Duan Guiqin, Zou Chensong
School of Computer and Information Engineering, Guangdong Songshan Vocational and Technical College, Shaoguan, China.
Shaoguan Ecological and Cultural Big Data Engineering & Research Center, Shaoguan, China.
PeerJ Comput Sci. 2024 Feb 29;10:e1863. doi: 10.7717/peerj-cs.1863. eCollection 2024.

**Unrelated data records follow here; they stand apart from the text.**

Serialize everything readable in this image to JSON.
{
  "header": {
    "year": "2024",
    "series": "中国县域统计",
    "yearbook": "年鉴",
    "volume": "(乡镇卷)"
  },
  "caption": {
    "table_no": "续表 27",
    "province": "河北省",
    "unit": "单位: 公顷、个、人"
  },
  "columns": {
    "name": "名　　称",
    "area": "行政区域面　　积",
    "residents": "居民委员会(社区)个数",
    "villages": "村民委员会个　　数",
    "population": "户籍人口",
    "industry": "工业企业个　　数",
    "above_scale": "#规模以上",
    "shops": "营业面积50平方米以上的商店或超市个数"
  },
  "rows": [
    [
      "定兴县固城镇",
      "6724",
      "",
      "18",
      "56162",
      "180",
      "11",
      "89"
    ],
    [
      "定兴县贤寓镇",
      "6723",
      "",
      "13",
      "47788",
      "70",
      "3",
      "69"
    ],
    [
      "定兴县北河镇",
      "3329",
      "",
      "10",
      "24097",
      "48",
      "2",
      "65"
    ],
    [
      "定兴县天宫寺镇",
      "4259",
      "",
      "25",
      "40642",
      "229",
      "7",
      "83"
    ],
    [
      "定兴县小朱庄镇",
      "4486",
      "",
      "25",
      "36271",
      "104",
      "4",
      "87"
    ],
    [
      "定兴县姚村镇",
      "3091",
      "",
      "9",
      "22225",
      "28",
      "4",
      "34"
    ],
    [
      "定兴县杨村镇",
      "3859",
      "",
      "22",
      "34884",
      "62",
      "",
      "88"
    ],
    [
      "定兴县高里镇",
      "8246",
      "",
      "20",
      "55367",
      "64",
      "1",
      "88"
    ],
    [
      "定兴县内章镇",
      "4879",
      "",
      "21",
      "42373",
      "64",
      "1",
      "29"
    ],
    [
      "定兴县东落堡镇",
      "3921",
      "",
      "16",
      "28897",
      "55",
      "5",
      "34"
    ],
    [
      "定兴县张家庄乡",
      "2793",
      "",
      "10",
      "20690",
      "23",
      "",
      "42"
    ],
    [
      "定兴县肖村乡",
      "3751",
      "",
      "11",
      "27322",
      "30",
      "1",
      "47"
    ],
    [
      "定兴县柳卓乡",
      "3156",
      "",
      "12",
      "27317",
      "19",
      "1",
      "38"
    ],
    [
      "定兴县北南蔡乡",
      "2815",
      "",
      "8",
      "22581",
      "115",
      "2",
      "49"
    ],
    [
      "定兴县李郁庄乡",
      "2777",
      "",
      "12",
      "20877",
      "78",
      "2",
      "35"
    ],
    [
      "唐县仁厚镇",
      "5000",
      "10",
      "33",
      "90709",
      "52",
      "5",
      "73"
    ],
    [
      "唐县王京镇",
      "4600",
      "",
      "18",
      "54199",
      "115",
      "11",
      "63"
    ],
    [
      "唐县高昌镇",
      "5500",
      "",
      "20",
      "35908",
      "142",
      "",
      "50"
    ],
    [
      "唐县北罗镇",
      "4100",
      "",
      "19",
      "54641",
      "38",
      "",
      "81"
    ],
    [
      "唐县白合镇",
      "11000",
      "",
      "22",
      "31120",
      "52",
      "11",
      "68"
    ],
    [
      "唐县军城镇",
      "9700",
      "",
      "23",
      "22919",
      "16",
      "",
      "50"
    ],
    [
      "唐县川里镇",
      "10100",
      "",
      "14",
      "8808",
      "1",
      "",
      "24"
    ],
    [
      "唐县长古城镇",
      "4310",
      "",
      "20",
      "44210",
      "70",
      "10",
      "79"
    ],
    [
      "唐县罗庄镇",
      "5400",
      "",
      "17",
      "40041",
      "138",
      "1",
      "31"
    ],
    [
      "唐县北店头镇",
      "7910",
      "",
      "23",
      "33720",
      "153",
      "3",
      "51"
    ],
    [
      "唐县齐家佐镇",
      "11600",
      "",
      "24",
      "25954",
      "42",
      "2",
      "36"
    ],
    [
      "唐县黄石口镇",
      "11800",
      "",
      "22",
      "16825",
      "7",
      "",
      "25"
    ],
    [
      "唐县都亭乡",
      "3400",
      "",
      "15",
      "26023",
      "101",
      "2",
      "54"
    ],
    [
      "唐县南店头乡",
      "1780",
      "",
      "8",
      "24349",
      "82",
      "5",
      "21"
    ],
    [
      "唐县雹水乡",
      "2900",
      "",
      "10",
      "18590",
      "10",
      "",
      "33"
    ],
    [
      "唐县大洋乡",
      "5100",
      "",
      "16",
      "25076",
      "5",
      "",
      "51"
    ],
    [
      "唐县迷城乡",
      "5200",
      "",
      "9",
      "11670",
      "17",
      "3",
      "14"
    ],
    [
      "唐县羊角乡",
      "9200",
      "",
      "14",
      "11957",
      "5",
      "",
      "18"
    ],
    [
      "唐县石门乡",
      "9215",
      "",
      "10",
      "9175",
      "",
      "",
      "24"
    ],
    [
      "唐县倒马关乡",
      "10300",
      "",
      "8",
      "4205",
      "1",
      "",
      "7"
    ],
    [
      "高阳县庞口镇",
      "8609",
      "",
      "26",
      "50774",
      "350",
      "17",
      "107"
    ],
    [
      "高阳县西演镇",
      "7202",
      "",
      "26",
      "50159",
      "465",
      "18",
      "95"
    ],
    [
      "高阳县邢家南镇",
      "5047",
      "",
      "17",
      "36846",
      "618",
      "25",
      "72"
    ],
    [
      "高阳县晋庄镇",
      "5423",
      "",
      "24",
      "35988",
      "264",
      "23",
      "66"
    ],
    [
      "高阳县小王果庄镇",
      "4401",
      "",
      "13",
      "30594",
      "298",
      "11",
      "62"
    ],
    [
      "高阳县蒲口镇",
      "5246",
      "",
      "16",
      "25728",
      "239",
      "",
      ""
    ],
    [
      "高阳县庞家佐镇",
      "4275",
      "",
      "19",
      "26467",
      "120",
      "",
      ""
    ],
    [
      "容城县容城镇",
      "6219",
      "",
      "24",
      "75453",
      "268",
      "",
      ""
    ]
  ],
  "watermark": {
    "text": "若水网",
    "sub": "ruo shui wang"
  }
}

This article presents a clustering effectiveness measurement model based on merging similar clusters to address the problems experienced by the affinity propagation (AP) algorithm in the clustering process, such as excessive local clustering, low accuracy, and invalid clustering evaluation results that occur due to the lack of variety in some internal evaluation indices when the proportion of clusters is very high. First, depending upon the "rough clustering" process of the AP clustering algorithm, similar clusters are merged according to the relationship between the similarity between any two clusters and the average inter-cluster similarity in the entire sample set to decrease the maximum number of clusters . Then, a new scheme is proposed to calculate intra-cluster compactness, inter-cluster relative density, and inter-cluster overlap coefficient. On the basis of this new method, several internal evaluation indices based on intra-cluster cohesion and inter-cluster dispersion are designed. Results of experiments show that the proposed model can perform clustering and classification correctly and provide accurate ranges for clustering using public UCI and NSL-KDD datasets, and it is significantly superior to the three improved clustering algorithms compared with it in terms of intrusion detection indices such as detection rate and false positive rate (FPR).
本文提出了一种基于合并相似簇的聚类有效性度量模型,以解决亲和传播(AP)算法在聚类过程中遇到的问题,例如局部聚类过多、准确性低以及当簇的比例非常高时由于某些内部评估指标缺乏多样性而导致的无效聚类评估结果。首先,根据AP聚类算法的“粗聚类”过程,依据任意两个簇之间的相似度与整个样本集中簇间平均相似度的关系来合并相似簇,以减少簇的最大数量。然后,提出一种新的方案来计算簇内紧致性、簇间相对密度和簇间重叠系数。基于这种新方法,设计了几个基于簇内凝聚性和簇间离散性的内部评估指标。实验结果表明,所提出的模型能够正确地进行聚类和分类,并使用公共的UCI和NSL-KDD数据集为聚类提供准确的范围,并且在诸如检测率和误报率(FPR)等入侵检测指标方面,明显优于与之比较的三种改进聚类算法。